If X and Y are Semi-Sim. Com. Ban. Algs. then X⊗Y is Semi-Simple

# If X and Y are Semi-Simple Commutative Banach Algebras then X⊗Y is Semi-Simple

 Proposition 1: Let $X$ and $Y$ be semi-simple commutative Banach algebras over $\mathbf{C}$. Then $X \otimes Y$ is semi-simple.
(1)
\begin{align} \quad [f \square g](x \otimes y) = f(x)g(y) \end{align}
• To show that $X \otimes Y$ is semi-simple we need to show that:
(2)
\begin{align} \quad \mathrm{Rad}(X \otimes Y) = \bigcap_{T \in \Phi_{X \otimes Y}} \ker (T) = \{ 0 \} \end{align}
• Let $u \in X \otimes Y$ and suppose that $[f \square g](u) = 0$ for all $f \in \Phi_X$ and for all $g \in \Phi_Y$. We aim to show that $u = 0$ to conclude that $\mathrm{Rad}(X \otimes Y) = \{ 0 \}$.

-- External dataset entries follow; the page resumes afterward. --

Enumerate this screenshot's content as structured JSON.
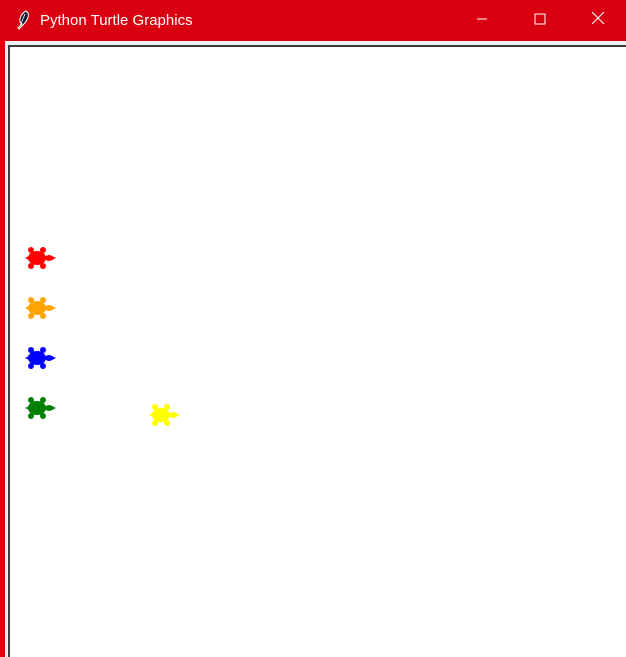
{
  "window": {
    "title": "Python Turtle Graphics",
    "app_icon": "feather-icon",
    "controls": {
      "minimize_icon": "minimize-icon",
      "maximize_icon": "maximize-icon",
      "close_icon": "close-icon"
    },
    "accent_color": "#d80010"
  },
  "canvas": {
    "background": "#ffffff",
    "turtles": [
      {
        "name": "turtle-red",
        "color": "red"
      },
      {
        "name": "turtle-orange",
        "color": "orange"
      },
      {
        "name": "turtle-blue",
        "color": "blue"
      },
      {
        "name": "turtle-green",
        "color": "green"
      },
      {
        "name": "turtle-yellow",
        "color": "yellow"
      }
    ]
  }
}
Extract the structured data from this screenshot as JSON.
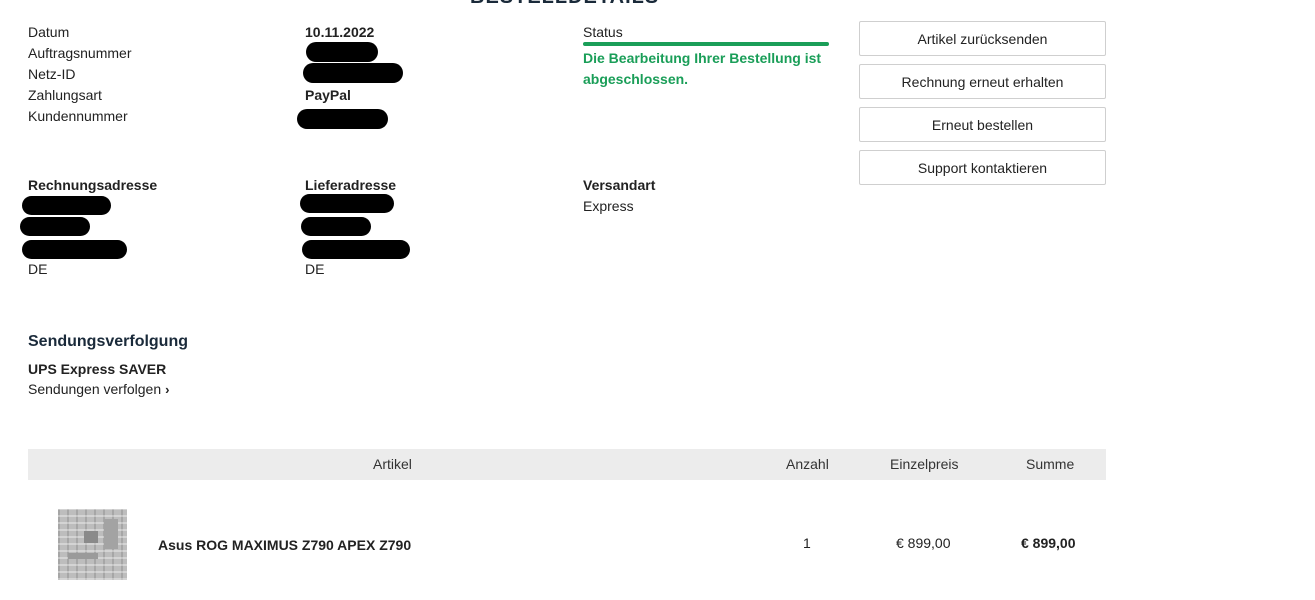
{
  "page": {
    "heading": "BESTELLDETAILS"
  },
  "order": {
    "date_label": "Datum",
    "date_value": "10.11.2022",
    "order_number_label": "Auftragsnummer",
    "net_id_label": "Netz-ID",
    "payment_label": "Zahlungsart",
    "payment_value": "PayPal",
    "customer_number_label": "Kundennummer"
  },
  "status": {
    "label": "Status",
    "text": "Die Bearbeitung Ihrer Bestellung ist abgeschlossen.",
    "color": "#1a9e58"
  },
  "actions": {
    "return_items": "Artikel zurücksenden",
    "resend_invoice": "Rechnung erneut erhalten",
    "reorder": "Erneut bestellen",
    "contact_support": "Support kontaktieren"
  },
  "billing": {
    "label": "Rechnungsadresse",
    "country": "DE"
  },
  "shipping": {
    "label": "Lieferadresse",
    "country": "DE"
  },
  "shipping_method": {
    "label": "Versandart",
    "value": "Express"
  },
  "tracking": {
    "title": "Sendungsverfolgung",
    "carrier": "UPS Express SAVER",
    "link_label": "Sendungen verfolgen",
    "link_icon": "chevron-right-icon"
  },
  "table": {
    "headers": {
      "item": "Artikel",
      "quantity": "Anzahl",
      "unit_price": "Einzelpreis",
      "total": "Summe"
    },
    "rows": [
      {
        "name": "Asus ROG MAXIMUS Z790 APEX Z790",
        "quantity": "1",
        "unit_price": "€ 899,00",
        "total": "€ 899,00"
      }
    ]
  }
}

• Now since $X$ and $Y$ are semisimple commutative Banach algebras we have that $\mathrm{Rad}(X) = \{ 0 \}$ and $\mathrm{Rad}(Y) = \{ 0 \}$, i.e., $\bigcap_{f \in \Phi_X} \ker (f) = \{ 0 \}$ and $\bigcap_{g \in \Phi_Y} \ker (g) = \{ 0 \}$. By the assumption that $[f \square g](u) = 0$ for all $f \in \Phi_X$ and all $g \in \Phi_Y$ we have that:
(3)
\begin{align} \quad 0 &= [f \square g](u) \\ &= [f \square g] \left ( \sum_{i=1}^{m} x_i \otimes y_i \right ) \\ &= \sum_{i=1}^{m} [f \square g] (x_i \otimes y_i) \\ &= \sum_{i=1}^{m} f(x_i) g(y_i) \\ &= g \left ( \sum_{i=1}^{m} f(x_i)y_i \right ) \end{align}
• Since the above equality holds for all $g \in \Phi_Y$, we have that $\sum_{i=1}^{m} f(x_i)y_i \in \mathrm{Rad}(Y) = \{ 0 \}$, so:
(4)
\begin{align} \quad 0 &= \sum_{i=1}^{m} f(x_i)y_i \\ \end{align}
• But since $\{ y_1, y_2, ..., y_m \}$ is linearly independent, the above equation implies that for each $f \in \Phi_X$ and for each $1 \leq i \leq m$ that $f(x_i) = 0$. So for each $1 \leq i \leq m$, $x_i \in \mathrm{Rad}(X) = \{ 0 \}$, so each $x_i = 0$.
• Similarly we have that:
(5)
\begin{align} \quad [f \square g](u) &= [f \square g] \left ( \sum_{i=1}^{m} x_i \otimes y_i \right ) \\ &= \sum_{i=1}^{m} [f \square g] (x_i \otimes y_i) \\ &= \sum_{i=1}^{m} f(x_i)g(y_i) \\ &= f \left ( \sum_{i=1}^{m} g(y_i)x_i \right ) \end{align}
• Since the above equality holds true for all $f \in \Phi_X$ we have that $\sum_{i=1}^{m} g(y_i)x_i \in \mathrm{Rad}(X) = \{ 0 \}$, so:
(6)
\begin{align} \quad 0 &= \sum_{i=1}^{m} g(y_i)x_i \end{align}
• Since $\{ x_1, x_2, ..., x_m \}$ is linearly independent, the above equation implies that for each $g \in \Phi_Y$ and for each $1 \leq i \leq m$ that $g(y_i) = 0$. So for each $1 \leq i \leq m$, $y_i \in \mathrm{Rad}(Y) = \{ 0 \}$, so each $y_i = 0$.
• Thus we have that $u = 0$, and so $\mathrm{Rad}(X \otimes Y) = \{ 0 \}$, i.e., $X \otimes Y$ is semi-simple. $\blacksquare$